Fibank declined to comment, as did Shambartas. He previously told Bivol that while he had opened accounts for Viem in Cyprus, he denied ordering the wire transfers.
“[A]ll services provided by our law firm are always in adherence to the highest professional standards and in line with all regulations and guidelines,” he wrote in an email to reporters.
Hotels and Handbags
Leaked bank records show that one of the offshore companies used in the scheme, Hong Kong-registered Sun Power, was used to open two credit cards for alleged associates of Georgieva that were used for spending sprees across Europe in 2014.
One of the cards was used to make cash withdrawals at ATMs in Greece for a few thousand euros. On the same day, the other was used for lavish purchases in Frankfurt, including an 800-euro stay at the Hof Hotel, and a 388-euro meal at Zenzakan, a high-end “Pan Asian Supperclub.”
The same credit card was used to buy a Louis Vuitton handbag for 2,150 euros from one of the designer’s outlets in the city and to make a 5,000-euro payment at a Mercedes dealership. Bank records then show payments for gas in Austria and Serbia on the way back to Greece.
Some of the stolen money was also funneled into properties, according to witness statements in prosecution documents obtained by reporters, who obtained Bulgarian corporate and land registry documents that corroborate the account.
Ivan Kosta, who admitted to having arranged flour shipments and attended meetings with Georgieva as part of the alleged fraud, told prosecutors she bought properties with help from friends and family. Kosta said she had warned him not to tell authorities what he knew. He is now living under police protection.
“Mila Georgieva threatened to break my hands and feet if I mentioned what I saw in Romania — that is, what happened at APIA,” said Kosta, according to a transcript included in the prosecution file.
He said EU money was transferred into an account held by a Bulgarian company called Villa Overseas. Georgieva’s son had been given power of attorney over the company, while her mother controlled its bank account. The money was then transferred to another Bulgarian firm, according to Kosta.
Kosta said in his statement that some of the money “was taken out in cash and a house and an apartment at the seaside were bought from them by a close friend of Mila [Georgieva].”
The “close friend” was Tzvetelina Taseva, a former manager at M&M Corporation. In 2013, a year after the 19 million euros went missing, she bought property on Bulgaria’s Black Sea coast using a company that she owned called Sea and City Villa Properties.
In 2019, ownership of the company was transferred to Georgieva’s mother, who owns a fifth floor flat in a waterfront resort in Sunny Beach, which is about 95 kilometers south of the city of Varna, according to the land registry there.
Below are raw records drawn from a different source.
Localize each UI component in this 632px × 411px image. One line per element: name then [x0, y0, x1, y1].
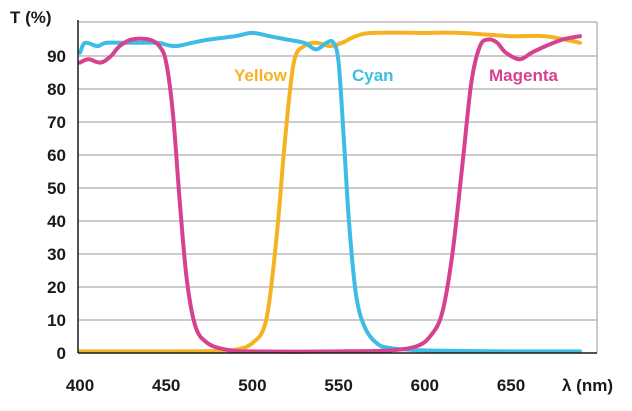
- series-group: [78, 30, 582, 354]
- y-tick-label: 90: [47, 47, 66, 66]
- y-tick-label: 50: [47, 179, 66, 198]
- y-tick-label: 40: [47, 212, 66, 231]
- x-tick-labels: 400 450 500 550 600 650: [66, 376, 525, 395]
- x-tick-label: 500: [238, 376, 266, 395]
- series-line-cyan: [78, 30, 582, 354]
- x-tick-label: 550: [324, 376, 352, 395]
- annotation-magenta: Magenta: [489, 66, 559, 85]
- x-tick-label: 450: [152, 376, 180, 395]
- y-tick-label: 80: [47, 80, 66, 99]
- y-tick-label: 30: [47, 245, 66, 264]
- y-tick-label: 0: [57, 344, 66, 363]
- x-tick-label: 650: [497, 376, 525, 395]
- series-annotations: Yellow Cyan Magenta: [234, 66, 559, 85]
- annotation-yellow: Yellow: [234, 66, 288, 85]
- x-tick-label: 400: [66, 376, 94, 395]
- y-tick-label: 70: [47, 113, 66, 132]
- x-axis-label: λ (nm): [562, 376, 613, 395]
- y-tick-label: 60: [47, 146, 66, 165]
- series-line-magenta: [78, 34, 582, 354]
- y-tick-label: 10: [47, 311, 66, 330]
- axes: [77, 20, 597, 354]
- y-tick-label: 20: [47, 278, 66, 297]
- annotation-cyan: Cyan: [352, 66, 394, 85]
- y-tick-labels: 0 10 20 30 40 50 60 70 80 90: [47, 47, 66, 363]
- y-axis-label: T (%): [10, 8, 52, 27]
- x-tick-label: 600: [411, 376, 439, 395]
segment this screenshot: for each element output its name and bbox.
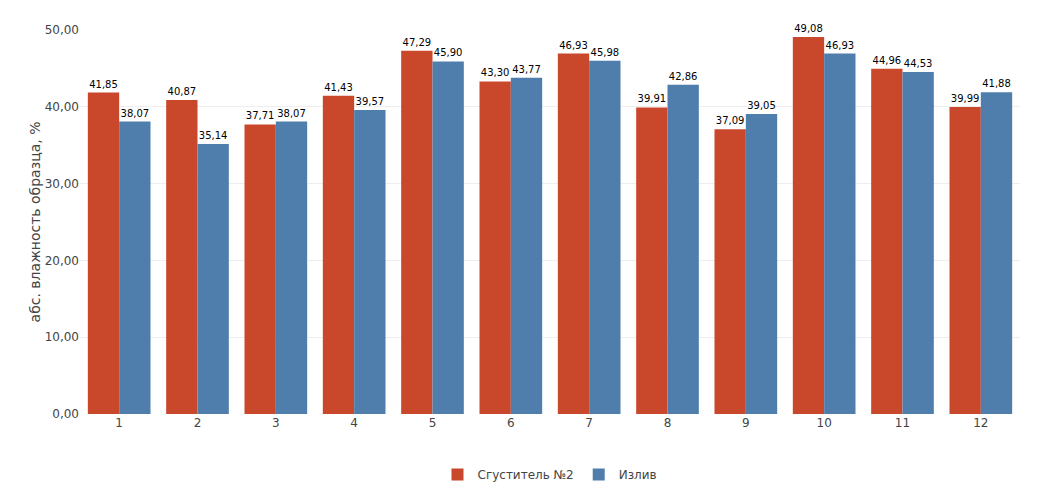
svg-text:40,87: 40,87	[168, 86, 197, 97]
svg-text:20,00: 20,00	[45, 254, 79, 268]
svg-text:12: 12	[973, 416, 988, 430]
svg-text:2: 2	[194, 416, 202, 430]
svg-text:4: 4	[350, 416, 358, 430]
svg-text:39,57: 39,57	[356, 96, 385, 107]
svg-text:10: 10	[817, 416, 832, 430]
svg-text:10,00: 10,00	[45, 330, 79, 344]
svg-text:49,08: 49,08	[794, 23, 823, 34]
svg-text:46,93: 46,93	[559, 40, 588, 51]
svg-text:37,71: 37,71	[246, 110, 275, 121]
svg-text:11: 11	[895, 416, 910, 430]
svg-text:38,07: 38,07	[121, 108, 150, 119]
svg-text:46,93: 46,93	[826, 40, 855, 51]
svg-text:8: 8	[664, 416, 672, 430]
svg-text:абс. влажность образца, %: абс. влажность образца, %	[27, 122, 43, 323]
svg-text:41,88: 41,88	[982, 78, 1011, 89]
svg-text:45,90: 45,90	[434, 47, 463, 58]
svg-text:30,00: 30,00	[45, 177, 79, 191]
svg-text:39,91: 39,91	[638, 93, 667, 104]
svg-text:35,14: 35,14	[199, 130, 228, 141]
svg-text:42,86: 42,86	[669, 71, 698, 82]
svg-text:6: 6	[507, 416, 515, 430]
svg-text:1: 1	[115, 416, 123, 430]
svg-text:Излив: Излив	[619, 468, 657, 482]
svg-text:5: 5	[429, 416, 437, 430]
svg-text:44,53: 44,53	[904, 58, 933, 69]
svg-text:37,09: 37,09	[716, 115, 745, 126]
svg-text:41,43: 41,43	[324, 82, 353, 93]
svg-text:39,05: 39,05	[747, 100, 776, 111]
svg-text:41,85: 41,85	[89, 79, 118, 90]
svg-text:40,00: 40,00	[45, 100, 79, 114]
svg-text:45,98: 45,98	[591, 47, 620, 58]
svg-text:9: 9	[742, 416, 750, 430]
svg-text:47,29: 47,29	[403, 37, 432, 48]
svg-text:Сгуститель №2: Сгуститель №2	[478, 468, 574, 482]
svg-text:50,00: 50,00	[45, 23, 79, 37]
svg-text:39,99: 39,99	[951, 93, 980, 104]
svg-text:43,30: 43,30	[481, 67, 510, 78]
svg-text:7: 7	[585, 416, 593, 430]
svg-text:44,96: 44,96	[873, 55, 902, 66]
svg-text:38,07: 38,07	[277, 108, 306, 119]
svg-text:43,77: 43,77	[512, 64, 541, 75]
svg-text:3: 3	[272, 416, 280, 430]
svg-text:0,00: 0,00	[52, 407, 79, 421]
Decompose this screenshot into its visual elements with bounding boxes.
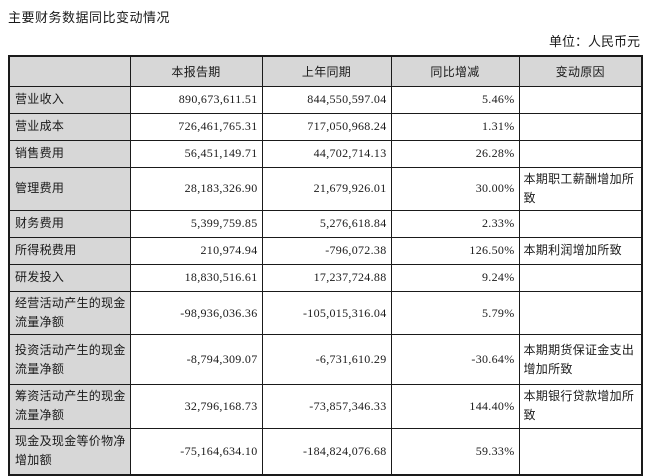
prior-period-value: -6,731,610.29 bbox=[261, 334, 392, 386]
yoy-change-value: 5.46% bbox=[390, 85, 520, 114]
change-reason bbox=[518, 209, 643, 238]
current-period-value: 32,796,168.73 bbox=[129, 384, 263, 429]
yoy-change-value: 59.33% bbox=[390, 427, 520, 476]
current-period-value: -98,936,036.36 bbox=[129, 290, 263, 336]
yoy-change-value: 126.50% bbox=[390, 236, 520, 265]
column-header-item bbox=[8, 55, 131, 87]
financial-report-page: 主要财务数据同比变动情况 单位：人民币元 本报告期 上年同期 同比增减 变动原因… bbox=[8, 10, 643, 476]
table-row-operating-cashflow: 经营活动产生的现金流量净额 -98,936,036.36 -105,015,31… bbox=[8, 290, 643, 336]
prior-period-value: 844,550,597.04 bbox=[261, 85, 392, 114]
row-label: 管理费用 bbox=[8, 166, 131, 211]
prior-period-value: 717,050,968.24 bbox=[261, 112, 392, 141]
current-period-value: 56,451,149.71 bbox=[129, 139, 263, 168]
row-label: 营业收入 bbox=[8, 85, 131, 114]
row-label: 筹资活动产生的现金流量净额 bbox=[8, 384, 131, 429]
table-row-operating-revenue: 营业收入 890,673,611.51 844,550,597.04 5.46% bbox=[8, 85, 643, 114]
table-row-admin-expenses: 管理费用 28,183,326.90 21,679,926.01 30.00% … bbox=[8, 166, 643, 211]
prior-period-value: -184,824,076.68 bbox=[261, 427, 392, 476]
prior-period-value: 5,276,618.84 bbox=[261, 209, 392, 238]
table-row-net-cash-increase: 现金及现金等价物净增加额 -75,164,634.10 -184,824,076… bbox=[8, 427, 643, 476]
prior-period-value: 21,679,926.01 bbox=[261, 166, 392, 211]
row-label: 财务费用 bbox=[8, 209, 131, 238]
row-label: 投资活动产生的现金流量净额 bbox=[8, 334, 131, 386]
current-period-value: 5,399,759.85 bbox=[129, 209, 263, 238]
change-reason bbox=[518, 85, 643, 114]
table-row-selling-expenses: 销售费用 56,451,149.71 44,702,714.13 26.28% bbox=[8, 139, 643, 168]
table-row-financing-cashflow: 筹资活动产生的现金流量净额 32,796,168.73 -73,857,346.… bbox=[8, 384, 643, 429]
change-reason bbox=[518, 112, 643, 141]
prior-period-value: 17,237,724.88 bbox=[261, 263, 392, 292]
prior-period-value: -105,015,316.04 bbox=[261, 290, 392, 336]
change-reason: 本期期货保证金支出增加所致 bbox=[518, 334, 643, 386]
change-reason: 本期利润增加所致 bbox=[518, 236, 643, 265]
change-reason bbox=[518, 427, 643, 476]
change-reason bbox=[518, 139, 643, 168]
table-row-rd-investment: 研发投入 18,830,516.61 17,237,724.88 9.24% bbox=[8, 263, 643, 292]
change-reason bbox=[518, 263, 643, 292]
change-reason bbox=[518, 290, 643, 336]
row-label: 营业成本 bbox=[8, 112, 131, 141]
table-row-finance-expenses: 财务费用 5,399,759.85 5,276,618.84 2.33% bbox=[8, 209, 643, 238]
change-reason: 本期银行贷款增加所致 bbox=[518, 384, 643, 429]
column-header-yoy-change: 同比增减 bbox=[390, 55, 520, 87]
yoy-change-value: -30.64% bbox=[390, 334, 520, 386]
column-header-prior-period: 上年同期 bbox=[261, 55, 392, 87]
current-period-value: 18,830,516.61 bbox=[129, 263, 263, 292]
yoy-change-value: 26.28% bbox=[390, 139, 520, 168]
yoy-change-value: 2.33% bbox=[390, 209, 520, 238]
current-period-value: -8,794,309.07 bbox=[129, 334, 263, 386]
row-label: 现金及现金等价物净增加额 bbox=[8, 427, 131, 476]
current-period-value: 28,183,326.90 bbox=[129, 166, 263, 211]
yoy-change-value: 5.79% bbox=[390, 290, 520, 336]
column-header-current-period: 本报告期 bbox=[129, 55, 263, 87]
table-row-income-tax: 所得税费用 210,974.94 -796,072.38 126.50% 本期利… bbox=[8, 236, 643, 265]
prior-period-value: 44,702,714.13 bbox=[261, 139, 392, 168]
current-period-value: 210,974.94 bbox=[129, 236, 263, 265]
yoy-change-value: 1.31% bbox=[390, 112, 520, 141]
current-period-value: 890,673,611.51 bbox=[129, 85, 263, 114]
yoy-change-value: 9.24% bbox=[390, 263, 520, 292]
table-row-operating-cost: 营业成本 726,461,765.31 717,050,968.24 1.31% bbox=[8, 112, 643, 141]
section-title: 主要财务数据同比变动情况 bbox=[8, 10, 171, 25]
row-label: 研发投入 bbox=[8, 263, 131, 292]
row-label: 销售费用 bbox=[8, 139, 131, 168]
financial-data-table: 本报告期 上年同期 同比增减 变动原因 营业收入 890,673,611.51 … bbox=[8, 55, 643, 476]
current-period-value: 726,461,765.31 bbox=[129, 112, 263, 141]
yoy-change-value: 144.40% bbox=[390, 384, 520, 429]
column-header-change-reason: 变动原因 bbox=[518, 55, 643, 87]
yoy-change-value: 30.00% bbox=[390, 166, 520, 211]
row-label: 所得税费用 bbox=[8, 236, 131, 265]
change-reason: 本期职工薪酬增加所致 bbox=[518, 166, 643, 211]
header-row: 本报告期 上年同期 同比增减 变动原因 bbox=[8, 55, 643, 87]
prior-period-value: -796,072.38 bbox=[261, 236, 392, 265]
current-period-value: -75,164,634.10 bbox=[129, 427, 263, 476]
table-row-investing-cashflow: 投资活动产生的现金流量净额 -8,794,309.07 -6,731,610.2… bbox=[8, 334, 643, 386]
prior-period-value: -73,857,346.33 bbox=[261, 384, 392, 429]
row-label: 经营活动产生的现金流量净额 bbox=[8, 290, 131, 336]
currency-unit-label: 单位：人民币元 bbox=[548, 34, 640, 49]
Kosta told prosecutors that the flat was purchased with funds from the stolen 19 million euros. Reporters could not independently verify this, but they obtained records of funds being transferred between M&M and Sea and City Villa Properties, which showed the companies purchased the properties.
Villa Overseas –– the company controlled by Georgieva’s mother and son –– also sent money as a loan to M&M Corporation. Kosta said that money was invested in 2013 in a factory producing wood pellets for stoves in Elen Pelin, a village about 27 kilometers east of Sofia.
“All this money transferred through these companies that I mentioned came from the money from the APIA," Kosta told prosecutors.
Tanev and Georgieva’s cases were first sent to trial in May 2019, but a court date has still not been set.